Uterus evacuation (also known as uterine aspiration, vacuum aspiration, or suction aspiration) is a procedure that removes the contents of the uterus. This may be done for a variety of reasons, including but not limited to the termination of a pregnancy, assessment and treatment of heavy or abnormal bleeding, or diagnosis of abnormalities of the uterus. Uterus evacuation is a safe and effective procedure that can be performed in an office or clinic setting.

Reasons for Uterus Evacuation

Uterus evacuation may be recommended by a health care provider for various reasons, such as:

  • thickening of the lining of the uterus (endometrial hyperplasia)
  • problems with the embryo’s development during pregnancy
  • evaluation of a miscarriage
  • removal of uterine fibroids
  • dilation and curettage (D&C) to diagnose and/or treat bleeding in the uterus
  • evaluation of an incomplete abortion

Tips to Prepare for Uterus Evacuation

The health care provider may recommend the following tips to prepare for a uterus evacuation:

  • Avoid intercourse, douching, or using tampons at least 24 hours before the procedure.
  • Take over-the-counter or prescription medication to reduce the risk of infection.
  • Do not eat or drink anything after midnight the night before the procedure.
  • Ask the doctor about any potential side effects or risks of the procedure.

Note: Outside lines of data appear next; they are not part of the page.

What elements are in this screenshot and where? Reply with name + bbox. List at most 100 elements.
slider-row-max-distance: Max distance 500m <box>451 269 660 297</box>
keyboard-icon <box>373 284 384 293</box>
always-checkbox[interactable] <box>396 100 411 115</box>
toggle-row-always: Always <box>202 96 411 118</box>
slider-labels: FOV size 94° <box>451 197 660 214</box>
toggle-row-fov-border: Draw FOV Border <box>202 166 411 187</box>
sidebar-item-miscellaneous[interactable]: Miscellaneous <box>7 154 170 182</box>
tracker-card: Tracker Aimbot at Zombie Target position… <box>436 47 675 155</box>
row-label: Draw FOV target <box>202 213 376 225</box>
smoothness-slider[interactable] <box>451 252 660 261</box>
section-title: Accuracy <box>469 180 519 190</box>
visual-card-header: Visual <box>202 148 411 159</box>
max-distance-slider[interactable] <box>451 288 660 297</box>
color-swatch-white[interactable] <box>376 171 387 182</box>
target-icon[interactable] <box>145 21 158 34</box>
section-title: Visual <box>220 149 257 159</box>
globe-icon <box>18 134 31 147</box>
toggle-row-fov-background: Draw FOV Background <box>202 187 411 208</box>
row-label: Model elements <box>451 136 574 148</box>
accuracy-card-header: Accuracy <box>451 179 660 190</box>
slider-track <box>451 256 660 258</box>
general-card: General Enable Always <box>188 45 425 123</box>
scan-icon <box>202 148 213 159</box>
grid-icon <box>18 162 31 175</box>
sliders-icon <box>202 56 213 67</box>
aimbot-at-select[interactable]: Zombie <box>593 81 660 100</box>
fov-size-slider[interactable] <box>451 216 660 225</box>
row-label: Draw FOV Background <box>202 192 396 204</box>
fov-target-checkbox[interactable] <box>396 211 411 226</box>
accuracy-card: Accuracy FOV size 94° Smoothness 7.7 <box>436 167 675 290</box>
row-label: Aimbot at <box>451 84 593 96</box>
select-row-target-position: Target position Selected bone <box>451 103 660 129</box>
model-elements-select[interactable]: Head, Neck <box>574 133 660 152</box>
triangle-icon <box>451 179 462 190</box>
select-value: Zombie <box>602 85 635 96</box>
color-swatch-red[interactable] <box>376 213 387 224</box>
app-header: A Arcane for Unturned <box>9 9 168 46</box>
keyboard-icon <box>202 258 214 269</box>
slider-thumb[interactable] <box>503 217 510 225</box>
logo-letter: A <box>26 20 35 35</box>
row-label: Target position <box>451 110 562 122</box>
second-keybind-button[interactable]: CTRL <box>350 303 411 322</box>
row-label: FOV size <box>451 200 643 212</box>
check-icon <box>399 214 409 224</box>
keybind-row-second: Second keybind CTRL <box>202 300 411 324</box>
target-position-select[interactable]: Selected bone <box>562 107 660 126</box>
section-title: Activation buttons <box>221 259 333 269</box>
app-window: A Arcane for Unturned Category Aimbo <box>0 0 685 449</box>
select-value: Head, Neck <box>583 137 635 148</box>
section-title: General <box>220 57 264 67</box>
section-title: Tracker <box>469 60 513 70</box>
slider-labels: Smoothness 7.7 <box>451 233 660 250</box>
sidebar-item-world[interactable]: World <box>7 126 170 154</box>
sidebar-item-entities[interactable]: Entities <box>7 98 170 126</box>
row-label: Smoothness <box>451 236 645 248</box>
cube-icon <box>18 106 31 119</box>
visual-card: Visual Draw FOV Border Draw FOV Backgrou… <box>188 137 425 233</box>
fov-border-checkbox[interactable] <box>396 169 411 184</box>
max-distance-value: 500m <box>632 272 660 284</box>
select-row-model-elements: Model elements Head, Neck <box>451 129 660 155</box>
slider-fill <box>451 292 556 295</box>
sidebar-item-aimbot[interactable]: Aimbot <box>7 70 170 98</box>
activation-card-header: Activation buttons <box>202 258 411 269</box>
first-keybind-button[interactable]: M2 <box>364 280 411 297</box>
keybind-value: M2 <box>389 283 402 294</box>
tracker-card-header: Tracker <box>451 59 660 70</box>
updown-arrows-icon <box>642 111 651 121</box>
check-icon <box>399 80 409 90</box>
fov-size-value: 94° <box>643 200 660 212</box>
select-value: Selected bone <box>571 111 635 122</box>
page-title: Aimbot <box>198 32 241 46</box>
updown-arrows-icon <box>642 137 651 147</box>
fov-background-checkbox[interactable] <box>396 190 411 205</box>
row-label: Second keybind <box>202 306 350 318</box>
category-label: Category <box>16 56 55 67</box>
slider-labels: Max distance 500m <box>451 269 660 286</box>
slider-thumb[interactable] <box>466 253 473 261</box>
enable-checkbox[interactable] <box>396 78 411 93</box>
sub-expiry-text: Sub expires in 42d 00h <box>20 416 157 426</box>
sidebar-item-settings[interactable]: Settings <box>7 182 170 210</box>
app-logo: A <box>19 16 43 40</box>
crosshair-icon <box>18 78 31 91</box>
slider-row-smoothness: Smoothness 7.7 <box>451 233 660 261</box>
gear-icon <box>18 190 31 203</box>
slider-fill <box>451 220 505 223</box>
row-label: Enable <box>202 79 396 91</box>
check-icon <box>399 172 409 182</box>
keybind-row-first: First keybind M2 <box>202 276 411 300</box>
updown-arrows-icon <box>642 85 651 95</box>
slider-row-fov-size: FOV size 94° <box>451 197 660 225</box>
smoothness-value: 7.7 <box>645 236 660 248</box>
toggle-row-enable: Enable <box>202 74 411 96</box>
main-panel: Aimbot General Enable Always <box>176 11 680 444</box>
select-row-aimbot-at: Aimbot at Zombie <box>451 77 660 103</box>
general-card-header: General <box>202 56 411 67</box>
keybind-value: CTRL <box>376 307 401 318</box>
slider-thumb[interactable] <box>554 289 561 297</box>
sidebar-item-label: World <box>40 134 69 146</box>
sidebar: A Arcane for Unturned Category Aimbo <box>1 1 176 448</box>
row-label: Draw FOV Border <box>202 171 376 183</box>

What to Expect During a Uterus Evacuation

Uterus evacuation is typically an outpatient procedure, meaning that patients can go home the same day of the procedure. During a uterus evacuation, the health care provider will:

  • Discuss the procedure and any risks involved.
  • Administer anesthesia and/or sedation to make the procedure more comfortable.
  • Insert a speculum and use dilators to gently dilate the cervix.
  • Use a vacuum device to remove the uterine contents and/or uterine tissue.
  • Perform a biopsy, if necessary.
  • Clean the uterus and remove the tools used in the procedure.
  • Pressure bandage may be applied to the cervix as needed.

Recovery After Uterus Evacuation

The recovery time for uterus evacuation can vary depending on the type of procedure. Most patients can expect the following after the procedure:

  • Mild cramping or pain for the first 24 to 48 hours.
  • Mild bleeding or spotting for the first week or two.
  • Pelvic infection is possible and may require antibiotics.